In 1948 Françoise Sullivan, who was 23 years old, set out with Jean-Paul Riopelle and Maurice Perron to perform and document a dance in the snow-covered landscape around Mont-St-Hilaire, Quebec. It was a unique artistic event, a dance that duplicated in body movement what Sullivan understood as the principles of gestural movement that were central to psychic automatism. Called Danse dans la niege (Dance in the Snow), it stands today as one of the singularly most important pieces of performance in the history of Canadian art. We know it from the remarkable photographs Perron took (the film footage shot by Riopelle has been lost). The Winter segment was the second of four improvisations the young choreographer had planned to do (she had already performed Summer). Significantly, Sullivan did complete her seasonal cycle in 2007 when her reworked choreography for all four seasons was filmed by Mario Côté and released as Les Saisons Sullivan.
Françoise Sullivan's recollection of *Danse dans la neige* is as clear as the air on the 28th day of February, almost six decades ago, when she performed it. She remembers that "the entire countryside seemed to whisper" and her gestures became evocative of what she understood as a "Northern melancholy. I was just dancing with my feeling of the landscape. I let the rhythms flow. I perceived the space of day--cut it and shaped it." Her description of space is as much painterly and sculptural as it is kinetic, a slippage that should surprise no one. Sullivan's lengthy and accomplished life in art has been an intersecting web of movement from one art form to another. She has distinguished herself as a dancer, choreographer, sculptor, performance and conceptual artist and, above all, as a painter. In her practice she has searched for and affirmed the authenticity of art making in whatever art form she was engaged, and in whatever set of circumstances she found herself. After her marriage to the painter Paterson Ewen, and the birth of four sons, she found it impossible to commit to the daily regime demanded by dance, or to a satisfying studio practice. But within two years she began to make assembled steel sculpture. Sullivan has demonstrated a passionate and indefatigable will to make art throughout her career.
*BORDER CROSSINGS: Was yours the sort of household where you would have been encouraged to be interested in the arts?
FRANÇOISE SULLIVAN: My brothers were interested in sports, and I was much younger than they were. My father loved poetry and what he loved best was giving a speech in which he would recite some poetry. He was good at it. Sometimes he wrote his own poetry, and he wrote a poem for me when I was a little girl and it was very like Victor Hugo. He had charisma and I adored him. My neighbour, whose little girl I played with from my earliest time, was a violin teacher who made his own violins as well and is still known as a special teacher. I think he might have come from Winnipeg. His name was Camille Couture. I heard a lot about art and great musicians when I went to their house. So I grew up with people talking about art; it wasn’t foreign to me.
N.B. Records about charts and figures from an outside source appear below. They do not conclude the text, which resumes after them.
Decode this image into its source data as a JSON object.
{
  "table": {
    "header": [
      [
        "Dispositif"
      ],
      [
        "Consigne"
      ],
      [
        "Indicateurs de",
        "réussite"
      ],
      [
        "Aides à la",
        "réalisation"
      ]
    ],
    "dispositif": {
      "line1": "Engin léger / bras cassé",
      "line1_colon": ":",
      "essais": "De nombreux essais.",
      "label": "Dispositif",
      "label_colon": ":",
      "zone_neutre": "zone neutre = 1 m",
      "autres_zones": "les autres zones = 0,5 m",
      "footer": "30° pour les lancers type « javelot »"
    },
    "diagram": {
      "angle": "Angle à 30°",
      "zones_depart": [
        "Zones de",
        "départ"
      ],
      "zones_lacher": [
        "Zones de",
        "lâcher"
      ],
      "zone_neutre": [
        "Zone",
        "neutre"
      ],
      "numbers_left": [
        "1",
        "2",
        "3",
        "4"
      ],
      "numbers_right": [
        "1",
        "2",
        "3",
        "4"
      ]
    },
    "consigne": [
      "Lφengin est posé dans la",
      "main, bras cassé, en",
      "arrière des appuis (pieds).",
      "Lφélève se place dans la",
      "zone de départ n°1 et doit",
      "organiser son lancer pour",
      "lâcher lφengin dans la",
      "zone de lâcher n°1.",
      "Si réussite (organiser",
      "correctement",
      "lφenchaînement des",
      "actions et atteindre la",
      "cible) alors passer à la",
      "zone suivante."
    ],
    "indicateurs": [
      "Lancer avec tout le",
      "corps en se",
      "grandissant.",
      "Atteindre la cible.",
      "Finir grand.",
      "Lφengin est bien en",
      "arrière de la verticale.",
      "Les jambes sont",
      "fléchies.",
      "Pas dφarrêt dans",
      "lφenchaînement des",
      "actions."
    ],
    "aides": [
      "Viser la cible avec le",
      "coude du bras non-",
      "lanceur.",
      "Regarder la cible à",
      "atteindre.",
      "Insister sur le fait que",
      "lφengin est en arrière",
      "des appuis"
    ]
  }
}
BC: But you seemed very precocious. Didn’t you start dance lessons very early on?
**FS: **That was my mother’s idea. I was eight years old and it wasn’t so common in those days. I took ballet lessons and there were always performances at the end of the year in which I participated. I also took theatre lessons from Camille Bernard, who had the Théâtre de petit. I used to teach my friends to dance on the street. I was making little plays. It was a game. I guess I felt art inside me and I felt it right away. I decided I would be a painter when I was nine.
BC: Even though dance was your love, you actually made the determination inside your own head to be a painter?
**FS: **Yes. But then later I left painting for a while to go to New York. I felt I had nothing more to learn here in the direction of dance. I went in 1944 and spent two years there.